Bruce “Adam Smith, Esq.” MacEwen has published the results of his first “Savvy Blawgers” panel challenge, which asked some of the great and the good of the blawg world, such as : Joy London, Dennis Kennedy, and Ernie ‘the Attorney’ Svenson the question:
“Looking out five to ten years, what will the single most significant change be in terms of how sophisticated law firms (think AmLaw 200) are managed, on the ‘business side’?”
This is a MUST read.
Just a flavour of some of the great opinions voiced include:
Monica Bay – in a view that will please my current employers, and an approach favoured by non-US firms – says “In a nutshell, the profession is changing from a private club to a corporate model, from “Eat What You Kill” to collaboration…any firm that doesn’t pay attention will end up as roadkill.”
Craig Williams with his sensible opinion that if law firms want to be run as businesses, then they need businessmen not lawyers to run them: ” The much-publicized failure of Brobeck has created the understanding that law firms can no longer be managed by lawyers; they must be managed by business people”.

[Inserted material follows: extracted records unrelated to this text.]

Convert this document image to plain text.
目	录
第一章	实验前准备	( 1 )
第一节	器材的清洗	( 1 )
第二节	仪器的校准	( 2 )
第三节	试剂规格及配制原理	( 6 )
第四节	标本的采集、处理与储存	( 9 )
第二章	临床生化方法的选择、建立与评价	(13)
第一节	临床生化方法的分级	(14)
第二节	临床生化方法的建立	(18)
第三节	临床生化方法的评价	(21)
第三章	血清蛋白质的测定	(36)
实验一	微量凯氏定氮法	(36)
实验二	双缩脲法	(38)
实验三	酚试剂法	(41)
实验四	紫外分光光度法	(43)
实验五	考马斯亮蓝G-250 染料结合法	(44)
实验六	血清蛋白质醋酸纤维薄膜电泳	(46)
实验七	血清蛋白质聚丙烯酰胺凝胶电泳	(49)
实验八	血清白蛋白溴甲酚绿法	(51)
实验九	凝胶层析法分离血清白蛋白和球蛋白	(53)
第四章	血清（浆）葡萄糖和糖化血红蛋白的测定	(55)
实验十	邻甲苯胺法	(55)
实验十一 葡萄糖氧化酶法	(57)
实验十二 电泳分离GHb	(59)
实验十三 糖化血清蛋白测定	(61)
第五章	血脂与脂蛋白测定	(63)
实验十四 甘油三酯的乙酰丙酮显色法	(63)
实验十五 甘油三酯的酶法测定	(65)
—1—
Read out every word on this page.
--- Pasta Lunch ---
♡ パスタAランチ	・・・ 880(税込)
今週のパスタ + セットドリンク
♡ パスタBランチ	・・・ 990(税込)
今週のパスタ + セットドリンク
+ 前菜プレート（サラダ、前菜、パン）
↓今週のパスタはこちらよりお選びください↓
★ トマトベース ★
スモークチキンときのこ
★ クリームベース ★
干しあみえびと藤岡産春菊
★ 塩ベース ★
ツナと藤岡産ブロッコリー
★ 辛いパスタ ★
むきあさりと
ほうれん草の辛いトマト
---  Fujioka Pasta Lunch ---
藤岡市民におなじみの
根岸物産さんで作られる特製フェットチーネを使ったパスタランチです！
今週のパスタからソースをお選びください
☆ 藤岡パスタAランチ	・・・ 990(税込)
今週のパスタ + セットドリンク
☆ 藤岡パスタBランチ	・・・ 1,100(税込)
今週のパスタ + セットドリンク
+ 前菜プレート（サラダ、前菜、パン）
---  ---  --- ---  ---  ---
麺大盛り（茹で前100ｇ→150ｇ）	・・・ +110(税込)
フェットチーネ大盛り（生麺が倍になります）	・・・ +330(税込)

Denise Howell thinks technology is the key: “Technology will only continue to improve and grow firms more if they are interested in using technology. Improved management of a firm results in improved client relations, profitability and positive growth … Technology, used effectively, gives managers power because they can track, measure and manage their growth, staff, client base, and more. The present and future possibilities are endless.”
Prof. William Henderson gets right to the heart of the matter and what law firms really care about – profits per partner (PPP). ” However, PPP has become the dominant variable for ranking law firm success. How those profits are generated is becoming less important …” He sees a more flexible appraoch to biling and charges appearing with law firms sharing the risk of their clients “through discounted fees with performance kickers” Firms that play this game well, he argues, will be in high demand and very profitable.